Gombosi moved to Ripton from Whidbey Island, Wash., 10 years ago with her two sons (now 21 and 27 years old) and has carried her passion for art with her. 
“My art is inspired by nature, positive messaging and science,” she said. “I really live my art. It’s in me and I have to do it because it is me. I don’t separate my work from my life — not in an onerous way; in a joyful way.”
Gombosi has gone through many metamorphoses with her art, from museum education, to teaching, to a painted-chair business when her boys were younger. 
This series is done with oil paints, pastels and pen and ink on birch veneer. 
“I try to get the vibrancy of life in my art,” she said. “It’s somewhat stylized; I focus on the movement and on all the wonderful, rawness of nature.”
But in the end, “art to me is so much about communication,” she concluded. “It’s such a positive, healthy way to communicate…  It’s a unifying cohesive force — transformative really.”
With the COVID-19 crisis isolating everyone, Gombosi sees an opportunity to connect and communicate with people. 
“I don’t think this pandemic makes art more ‘essential,’ but people are recognizing it more,” she said. “And it certainly emphasizes the loss of balance in the world.”
Gombosi is hoping to work her way up the food chain of creatures most impacted by climate change. 

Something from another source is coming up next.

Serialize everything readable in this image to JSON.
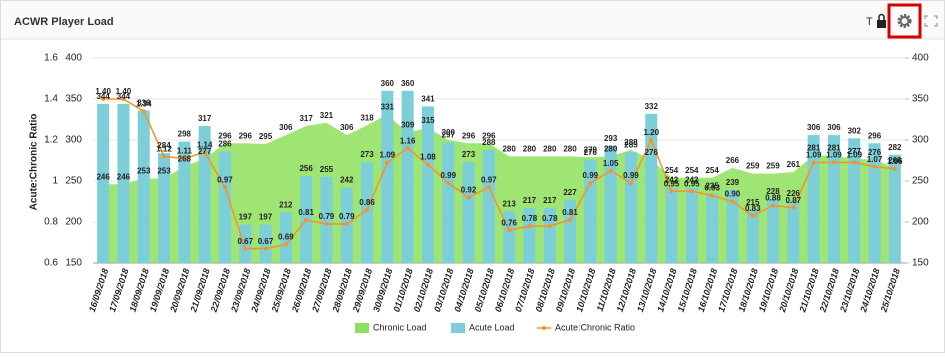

“I’m playing with the size and scale of the creatures I’m painting,” Gombosi said, adding that she’s aiming to have a show completed sometime during the summer. “Sadly I could go on and on and on… there are so many animals affected by climate change.”
She’s not sure how the show will be presented — perhaps digitally — but she will be making prints for sale, and donating proceeds to organizations that protect the individual creatures. 
What about us humans — near the top of the food chain — responsible for all this environmental imbalance?
“I will probably concentrate on the humans ‘victimization’ rather than ‘villainization,” added Gombosi. “This is not easy to do as I continue my research. It’s really easy to be angry… it’s hard not to feel hate and despair.”
But Gombosi is committed to using her voice as an artist to hopefully connect us all as citizens of the Earth, and spur us into action to solve these global problems.
“I have never felt so strongly about a body of work,” she said. “Climate change is already striking hard against the poorest populations, amplifying hunger and poverty. It’s increasing resource scarcity that has the potential to increase political instability. The snowball effect magnifies into a worsening of the refugee crisis, loss of biodiversity, species extinction — this includes humans. The innocent and vulnerable need a voice and as an artist, I want to be a voice for those who are not able to speak. It’s easy for us to become paralyzed with fear, or guilt for causing this mess we are in, but my goal is to heighten awareness with a spirit of compassion.”